Ещё дома я выудил из памяти информацию о том, что поезд из Рудогорска ехал до Москвы без малого двадцать восемь часов. Он останавливался, как выразился сегодня Вася Громов, «почти у каждой сосны». Уже в начале поездки я вспомнил, что такое «санитарная зона», полюбовался через дыру в металлическом унитазе на мелькавшие внизу шпалы, пару раз наткнулся на запертую дверь туалета во время стоянок. Заметил, что Алина всё больше нервничала — прогулялся вместе с ней в тамбур, изобразил курильщика: держал в руках Алинину сигарету (на случай, если вдруг явится классная руководительница). Снежка будто почувствовала безобразие, примчалась в наше купе, принюхалась. Я вынул и кармана мятую пачку «Родопи», показал её классухе.
Снежная удивлённо вскинула брови.
— Я считала, что ты умнее, Крылов, — сказала она.
Я поправил очки.
Ответил:
— Слишком умные мальчики не нравятся девочкам, Галина Николаевна.
Вздохнул.
— Девочки таких парней избегают, — добавил я. — К тому же, у любого человека должны быть недостатки. Иначе он будет скучным. А других недостатков, кроме этого, у меня нет.

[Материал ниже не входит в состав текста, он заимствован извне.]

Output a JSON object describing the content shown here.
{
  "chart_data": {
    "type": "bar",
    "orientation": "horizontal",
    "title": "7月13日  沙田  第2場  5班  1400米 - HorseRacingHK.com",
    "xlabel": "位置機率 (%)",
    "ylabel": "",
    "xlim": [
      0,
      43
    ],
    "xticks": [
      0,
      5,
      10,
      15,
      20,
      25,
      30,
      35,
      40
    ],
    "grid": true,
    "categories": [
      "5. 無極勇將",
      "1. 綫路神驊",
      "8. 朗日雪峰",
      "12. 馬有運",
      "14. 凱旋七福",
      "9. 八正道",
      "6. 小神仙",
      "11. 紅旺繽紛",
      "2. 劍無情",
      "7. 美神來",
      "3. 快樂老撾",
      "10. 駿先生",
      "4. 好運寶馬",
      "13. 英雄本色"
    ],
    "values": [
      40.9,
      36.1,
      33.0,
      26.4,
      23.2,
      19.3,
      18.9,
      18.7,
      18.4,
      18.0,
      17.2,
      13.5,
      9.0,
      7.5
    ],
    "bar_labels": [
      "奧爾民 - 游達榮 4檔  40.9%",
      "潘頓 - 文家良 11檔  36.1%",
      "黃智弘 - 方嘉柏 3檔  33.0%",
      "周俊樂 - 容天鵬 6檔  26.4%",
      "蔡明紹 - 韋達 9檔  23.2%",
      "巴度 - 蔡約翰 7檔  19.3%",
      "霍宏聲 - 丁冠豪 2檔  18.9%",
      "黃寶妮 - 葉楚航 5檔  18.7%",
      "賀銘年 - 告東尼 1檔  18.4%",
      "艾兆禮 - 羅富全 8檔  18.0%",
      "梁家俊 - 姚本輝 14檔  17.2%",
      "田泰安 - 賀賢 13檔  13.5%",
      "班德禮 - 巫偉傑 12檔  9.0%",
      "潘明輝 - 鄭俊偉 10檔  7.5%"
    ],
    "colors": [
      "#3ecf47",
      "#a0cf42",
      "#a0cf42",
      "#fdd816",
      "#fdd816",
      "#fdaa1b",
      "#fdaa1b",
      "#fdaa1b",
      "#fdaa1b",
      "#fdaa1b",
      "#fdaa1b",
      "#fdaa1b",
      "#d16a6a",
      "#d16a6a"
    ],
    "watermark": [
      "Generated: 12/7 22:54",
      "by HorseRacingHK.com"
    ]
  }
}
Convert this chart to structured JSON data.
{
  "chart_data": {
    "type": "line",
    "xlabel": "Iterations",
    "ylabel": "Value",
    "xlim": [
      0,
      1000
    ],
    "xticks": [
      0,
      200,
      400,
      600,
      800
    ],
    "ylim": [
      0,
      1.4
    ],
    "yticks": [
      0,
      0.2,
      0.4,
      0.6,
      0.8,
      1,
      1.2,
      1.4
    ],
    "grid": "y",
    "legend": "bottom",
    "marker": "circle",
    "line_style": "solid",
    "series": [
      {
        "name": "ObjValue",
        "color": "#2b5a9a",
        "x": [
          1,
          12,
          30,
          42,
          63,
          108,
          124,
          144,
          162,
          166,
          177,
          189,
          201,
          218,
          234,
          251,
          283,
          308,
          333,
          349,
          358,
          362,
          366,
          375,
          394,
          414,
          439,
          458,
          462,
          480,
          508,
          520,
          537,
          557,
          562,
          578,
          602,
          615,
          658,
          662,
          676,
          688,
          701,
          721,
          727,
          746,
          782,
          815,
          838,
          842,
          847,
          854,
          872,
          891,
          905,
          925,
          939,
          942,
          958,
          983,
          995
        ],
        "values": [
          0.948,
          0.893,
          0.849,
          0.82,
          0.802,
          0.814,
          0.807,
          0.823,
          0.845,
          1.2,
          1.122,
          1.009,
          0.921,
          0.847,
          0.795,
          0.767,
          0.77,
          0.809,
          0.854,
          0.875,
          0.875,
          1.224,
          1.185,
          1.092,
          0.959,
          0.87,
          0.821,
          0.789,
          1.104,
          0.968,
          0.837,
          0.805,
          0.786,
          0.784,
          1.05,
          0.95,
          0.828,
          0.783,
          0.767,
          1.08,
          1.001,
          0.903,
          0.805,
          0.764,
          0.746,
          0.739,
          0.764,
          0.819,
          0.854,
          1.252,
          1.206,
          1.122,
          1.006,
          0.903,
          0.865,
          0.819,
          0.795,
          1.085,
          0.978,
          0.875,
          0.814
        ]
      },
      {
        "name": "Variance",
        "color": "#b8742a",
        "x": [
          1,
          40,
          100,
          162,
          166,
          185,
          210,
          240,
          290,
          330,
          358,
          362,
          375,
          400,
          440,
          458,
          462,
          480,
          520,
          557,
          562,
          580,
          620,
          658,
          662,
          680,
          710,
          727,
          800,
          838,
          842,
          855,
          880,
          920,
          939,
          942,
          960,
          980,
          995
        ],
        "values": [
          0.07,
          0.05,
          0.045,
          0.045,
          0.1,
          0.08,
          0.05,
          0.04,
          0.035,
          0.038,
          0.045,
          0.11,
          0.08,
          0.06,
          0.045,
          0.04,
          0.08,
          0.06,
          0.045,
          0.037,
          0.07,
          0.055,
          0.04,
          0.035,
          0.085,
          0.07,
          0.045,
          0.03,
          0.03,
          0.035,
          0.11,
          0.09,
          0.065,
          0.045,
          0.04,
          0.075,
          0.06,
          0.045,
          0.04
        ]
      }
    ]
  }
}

Лидочка Сергеева захихикала.
Вторую часть концерта я отыграл, когда за окнами вагона уже стемнело. В этот раз ограничился десятком музыкальных композиций: объяснил столь короткую концертную программу тем, что «устали голосовые связки». Прогулялся в компании Волковой в тамбур, полюбовался в туалете на мелькание шпал. Забрался на верхнюю полку (Алина улеглась напротив). Внизу Сергеева листала журнал «Работница», её подруга читала книгу, Громов с приятелем играли в магнитные шахматы. Я подмигнул Волковой (она лежала на животе, смотрела в окно), улыбнулся. Со вздохом растянулся на полке и прикрыл глаза. В голове по-прежнему одна за другой звучали музыкальные композиции. Я прослушивал их и изредка вздрагивал, когда проходившие по вагону пассажиры задевали мои ноги.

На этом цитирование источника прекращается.